El Ginseng una maravilla de la naturaleza

El Ginseng (Panax ginseng) es una planta originaria del norte de oriente y que nace en las regiones montañosas de China, Corea, Japón y Siberia. Actualmente no existen ejemplares silvestres, el material que se comercializa procede de cultivos de Corea, China, Japón, Bulgaria y la parte oriental de Rusia. La región con mejores características para su cultivo es la zona central de Corea del Sur.

El ginseng se utiliza desde hace 5.000 años, existen escritos muy antiguos que describen su uso para la prolongación de la vida. Fue muy valorado por los emperadores chinos que estaban dispuestos a pagar un gramo de oro por gramo de ginseng para obtener sus beneficios. Se consideraba un gran honor regalar «la raíz milagrosa» al emperador y muchos arriesgaban sus vidas intentando encontrarla en la selva, ya que aún no se cultivaba, con el riesgo de enfrentarse con un tigre o algún animal peligroso.

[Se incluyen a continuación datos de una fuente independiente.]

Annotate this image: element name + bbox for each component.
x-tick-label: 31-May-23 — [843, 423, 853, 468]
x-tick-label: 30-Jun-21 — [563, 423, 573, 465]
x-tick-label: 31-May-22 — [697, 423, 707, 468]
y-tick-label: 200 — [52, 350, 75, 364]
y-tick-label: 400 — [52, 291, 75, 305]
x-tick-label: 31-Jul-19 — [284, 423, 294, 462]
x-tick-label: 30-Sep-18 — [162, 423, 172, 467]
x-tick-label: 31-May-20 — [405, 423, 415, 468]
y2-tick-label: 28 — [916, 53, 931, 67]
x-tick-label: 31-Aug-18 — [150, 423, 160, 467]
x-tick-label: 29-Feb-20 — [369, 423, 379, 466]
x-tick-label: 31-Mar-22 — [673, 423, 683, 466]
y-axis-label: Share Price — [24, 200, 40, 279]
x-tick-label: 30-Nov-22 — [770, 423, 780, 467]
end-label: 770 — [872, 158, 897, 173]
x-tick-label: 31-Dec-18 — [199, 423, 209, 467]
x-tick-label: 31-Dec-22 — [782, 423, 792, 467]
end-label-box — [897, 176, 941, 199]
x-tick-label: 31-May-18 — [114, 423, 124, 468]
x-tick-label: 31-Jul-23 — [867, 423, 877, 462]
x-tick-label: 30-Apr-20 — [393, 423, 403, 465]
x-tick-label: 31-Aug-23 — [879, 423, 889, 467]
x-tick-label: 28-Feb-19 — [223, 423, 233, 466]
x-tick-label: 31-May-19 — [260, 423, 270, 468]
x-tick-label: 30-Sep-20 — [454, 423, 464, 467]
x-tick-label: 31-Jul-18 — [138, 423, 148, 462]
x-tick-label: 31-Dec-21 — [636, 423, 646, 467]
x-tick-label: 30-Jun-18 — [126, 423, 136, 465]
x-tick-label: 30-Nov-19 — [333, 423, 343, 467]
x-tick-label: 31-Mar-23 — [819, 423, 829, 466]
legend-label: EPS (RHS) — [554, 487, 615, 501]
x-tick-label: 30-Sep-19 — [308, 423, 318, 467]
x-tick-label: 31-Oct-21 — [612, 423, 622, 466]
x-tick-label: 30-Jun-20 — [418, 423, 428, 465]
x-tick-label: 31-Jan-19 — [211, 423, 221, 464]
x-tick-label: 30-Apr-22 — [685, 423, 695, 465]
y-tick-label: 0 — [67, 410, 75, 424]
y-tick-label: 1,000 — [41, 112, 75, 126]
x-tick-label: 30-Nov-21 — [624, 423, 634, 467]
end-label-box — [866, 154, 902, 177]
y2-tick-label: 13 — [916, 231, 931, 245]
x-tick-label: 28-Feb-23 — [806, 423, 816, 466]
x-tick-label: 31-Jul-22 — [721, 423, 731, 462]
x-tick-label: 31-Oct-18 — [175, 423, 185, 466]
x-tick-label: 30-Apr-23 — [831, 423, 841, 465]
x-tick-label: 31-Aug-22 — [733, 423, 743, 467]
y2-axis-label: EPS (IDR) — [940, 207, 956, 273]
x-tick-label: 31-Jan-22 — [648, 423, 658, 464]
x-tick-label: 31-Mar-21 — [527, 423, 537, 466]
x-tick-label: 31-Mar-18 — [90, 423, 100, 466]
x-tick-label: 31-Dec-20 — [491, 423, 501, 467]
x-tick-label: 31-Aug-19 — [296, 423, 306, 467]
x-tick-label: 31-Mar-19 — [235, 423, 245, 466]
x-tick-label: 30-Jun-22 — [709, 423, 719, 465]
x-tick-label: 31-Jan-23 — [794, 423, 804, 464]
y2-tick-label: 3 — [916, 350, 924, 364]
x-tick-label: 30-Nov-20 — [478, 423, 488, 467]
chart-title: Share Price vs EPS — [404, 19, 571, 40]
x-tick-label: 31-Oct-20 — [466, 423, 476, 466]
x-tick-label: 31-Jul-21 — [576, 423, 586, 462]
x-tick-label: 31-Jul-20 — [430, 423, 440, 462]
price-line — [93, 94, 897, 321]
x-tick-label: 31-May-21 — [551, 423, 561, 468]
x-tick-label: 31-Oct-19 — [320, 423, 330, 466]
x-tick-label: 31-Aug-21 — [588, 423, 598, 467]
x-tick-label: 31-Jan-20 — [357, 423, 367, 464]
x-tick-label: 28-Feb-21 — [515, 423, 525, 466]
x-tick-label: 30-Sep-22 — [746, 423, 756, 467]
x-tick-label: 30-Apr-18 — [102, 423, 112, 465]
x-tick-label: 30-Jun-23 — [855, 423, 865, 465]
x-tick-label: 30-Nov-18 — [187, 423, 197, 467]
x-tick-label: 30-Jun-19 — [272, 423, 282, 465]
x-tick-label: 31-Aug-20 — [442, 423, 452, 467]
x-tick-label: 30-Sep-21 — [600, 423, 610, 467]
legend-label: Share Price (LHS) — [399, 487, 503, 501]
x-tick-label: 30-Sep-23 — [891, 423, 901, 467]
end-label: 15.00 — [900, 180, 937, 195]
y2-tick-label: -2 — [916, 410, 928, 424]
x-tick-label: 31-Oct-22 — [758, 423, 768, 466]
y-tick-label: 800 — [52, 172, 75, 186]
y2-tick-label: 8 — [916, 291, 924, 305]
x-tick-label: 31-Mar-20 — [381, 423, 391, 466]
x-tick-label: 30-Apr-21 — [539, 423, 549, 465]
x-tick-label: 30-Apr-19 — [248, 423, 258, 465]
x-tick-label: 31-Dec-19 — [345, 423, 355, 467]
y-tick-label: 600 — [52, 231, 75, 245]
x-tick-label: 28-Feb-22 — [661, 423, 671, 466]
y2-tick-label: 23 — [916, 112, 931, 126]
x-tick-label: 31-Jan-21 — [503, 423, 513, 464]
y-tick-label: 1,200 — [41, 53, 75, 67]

Los primeros europeos que conocieron la ‘planta milagrosa’ fueron los comerciantes holandeses. A principios del siglo XVII, la llevaron a Europa para comercializarla aunque no la pudieron introducir. La razón principal del fracaso fue el pobre conocimiento que tenían de su utilización. No fue hasta una época relativamente moderna que se empezó a popularizar al conocerse sus virtudes.

La parte que se utiliza es la raíz cuando la planta tiene de 4 a 6 años. Existen dos variedades de Panax ginseng, el blanco y el rojo; la diferencia entre ambas es que la primera está desprovista de corteza, mientras que la segunda la conserva que al ser tratada con vapor de agua adquiere un tinte rojizo.

Su nombre nos indica sus propiedades: panax significa que «lo cura todo», pan significa «todo» y axos significa «curación». El término ginseng chino significa literalmente «hombre raíz» por su aspecto antropomorfo.

Ha sido sometida a diversos estudios y análisis para comprobar su acción, sus propiedades se pueden clasificar según la parte del cuerpo donde tiene lugar su actuación. En el sistema nervioso central fortalece y estimula sus funciones, sobre todo en el caso de la fatiga psíquica y neuromuscular, aumenta el rendimiento físico y psíquico y también ayuda a mantener el vigor juvenil en edades avanzadas.

En el sistema cardiovascular regula la tensión sanguínea subiéndola o bajándola, según sea necesario. Mejora la circulación periférica y protege los capilares sanguíneos de los problemas de fragilidad en la edad senil. Puede estimular o inhibir el sistema inmunitario en general. Cuando lo estimula ayuda al cuerpo a combatir infecciones y otras enfermedades pero también se puede inhibir en el caso de algunas enfermedades autoinmunes como el lupus o la artritis. Además también tiene una actividad antioxidante evitando el envejecimiento de las células.

Se puede encontrar en muchas presentaciones: cápsulas, píldoras, jarabe, ampollas bebibles, en polvo, la raíz a trozos, etc.

Se aconseja tomar 1 gramo diario y no pasar de esta cantidad. Sin consejo médico tomar ginseng está contraindicado en personas con la presión arterial alta, con problemas cardiacos y en diabéticos. La Organización Mundial de la Salud también desaconseja el uso de ginseng en mujeres embarazadas, en las que están amamantando y en los niños. En exceso, esta planta puede causar un aumento de la presión arterial, palpitaciones, insomnio y aparición de diarrea.